Midnight. A darkened café bar. A man crouched over a piano plays an offbeat tune. Bass and accordion add a thumping unforgettable beat. A violin slices through the music with an aching riff. It’s 1920. The height of tango in Buenos Aires. The people of Argentina have swarmed to the city, but without jobs, the young men formed gangs, and the young women became prostitutes. They met in bars like these to dance out their passion.
And so the music begins, a pulsing, hypnotic beat, replayed again and again. Tango. The men swirl and pose, pesos tucked in pockets, natty hats pulled low, their frustrations barely concealed. The women, elegant, yet barely dressed, entice, yet seem unapproachable. They fall in love, they gamble, they dance, and they fight. The tango reflects it all.
So we sit in the basement theater of Tortoni Café, famous since 1858. Now a small troup of young people perform for us -- the tango and a dance from the country, two young men twirl bolos in complicated patterns, their feet matching a rhythm only desperate men would create, for the bolo is a weapon that can maim and kill. I have admired these small balls attached to each other by cords in the windows of San Telmo antique shops. I later learned this dance is called the malambo, is danced only by males, and what I'm calling "bolos" are actually boleadores.

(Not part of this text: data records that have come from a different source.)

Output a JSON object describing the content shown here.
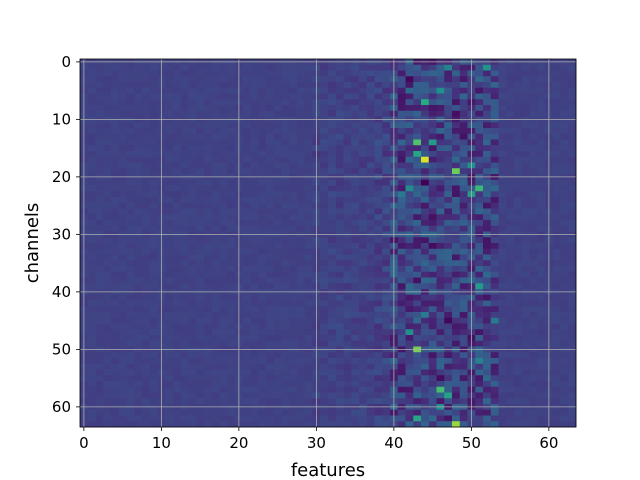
{
  "chart_data": {
    "type": "heatmap",
    "title": "",
    "xlabel": "features",
    "ylabel": "channels",
    "xlim": [
      -0.5,
      63.5
    ],
    "ylim": [
      63.5,
      -0.5
    ],
    "y_inverted": true,
    "grid": true,
    "colormap": "viridis",
    "n_cols": 64,
    "n_rows": 64,
    "xticks": [
      0,
      10,
      20,
      30,
      40,
      50,
      60
    ],
    "yticks": [
      0,
      10,
      20,
      30,
      40,
      50,
      60
    ],
    "background_value": 0.2,
    "band_region": {
      "x_from": 40,
      "x_to": 53,
      "description": "high-variance feature band"
    },
    "hotspots": [
      {
        "x": 44,
        "y": 17,
        "value": 0.95
      },
      {
        "x": 48,
        "y": 63,
        "value": 0.85
      },
      {
        "x": 43,
        "y": 50,
        "value": 0.8
      },
      {
        "x": 48,
        "y": 19,
        "value": 0.78
      },
      {
        "x": 43,
        "y": 14,
        "value": 0.72
      },
      {
        "x": 46,
        "y": 57,
        "value": 0.7
      },
      {
        "x": 51,
        "y": 22,
        "value": 0.68
      },
      {
        "x": 43,
        "y": 62,
        "value": 0.6
      },
      {
        "x": 44,
        "y": 7,
        "value": 0.62
      },
      {
        "x": 43,
        "y": 16,
        "value": 0.6
      },
      {
        "x": 51,
        "y": 39,
        "value": 0.55
      },
      {
        "x": 45,
        "y": 14,
        "value": 0.55
      },
      {
        "x": 47,
        "y": 58,
        "value": 0.58
      },
      {
        "x": 50,
        "y": 23,
        "value": 0.55
      },
      {
        "x": 46,
        "y": 5,
        "value": 0.5
      },
      {
        "x": 42,
        "y": 47,
        "value": 0.5
      },
      {
        "x": 46,
        "y": 60,
        "value": 0.5
      },
      {
        "x": 52,
        "y": 1,
        "value": 0.52
      },
      {
        "x": 50,
        "y": 18,
        "value": 0.5
      },
      {
        "x": 51,
        "y": 52,
        "value": 0.45
      },
      {
        "x": 47,
        "y": 1,
        "value": 0.45
      },
      {
        "x": 42,
        "y": 22,
        "value": 0.48
      },
      {
        "x": 41,
        "y": 23,
        "value": 0.42
      },
      {
        "x": 53,
        "y": 45,
        "value": 0.42
      },
      {
        "x": 44,
        "y": 44,
        "value": 0.42
      }
    ],
    "darkspots": [
      {
        "x": 44,
        "y": 21,
        "value": 0.0
      },
      {
        "x": 42,
        "y": 3,
        "value": 0.02
      },
      {
        "x": 47,
        "y": 45,
        "value": 0.02
      },
      {
        "x": 45,
        "y": 32,
        "value": 0.03
      },
      {
        "x": 48,
        "y": 9,
        "value": 0.04
      },
      {
        "x": 46,
        "y": 55,
        "value": 0.03
      },
      {
        "x": 45,
        "y": 27,
        "value": 0.05
      },
      {
        "x": 49,
        "y": 13,
        "value": 0.05
      },
      {
        "x": 43,
        "y": 38,
        "value": 0.05
      },
      {
        "x": 50,
        "y": 48,
        "value": 0.05
      }
    ]
  }
}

We walk through the café upstairs where Borges once sipped coffee at one of the small marble tables, perhaps beside one of the large columns. Now paintings, drawings, and sculptures everywhere celebrate the past, yet the waiters pass us with small cups of coffee on silver trays. We stand on the sidewalk outside this famous café, the night of Buenos Aires around us, the music of the tango reverberating still in our hearts, and we are reluctant to go home.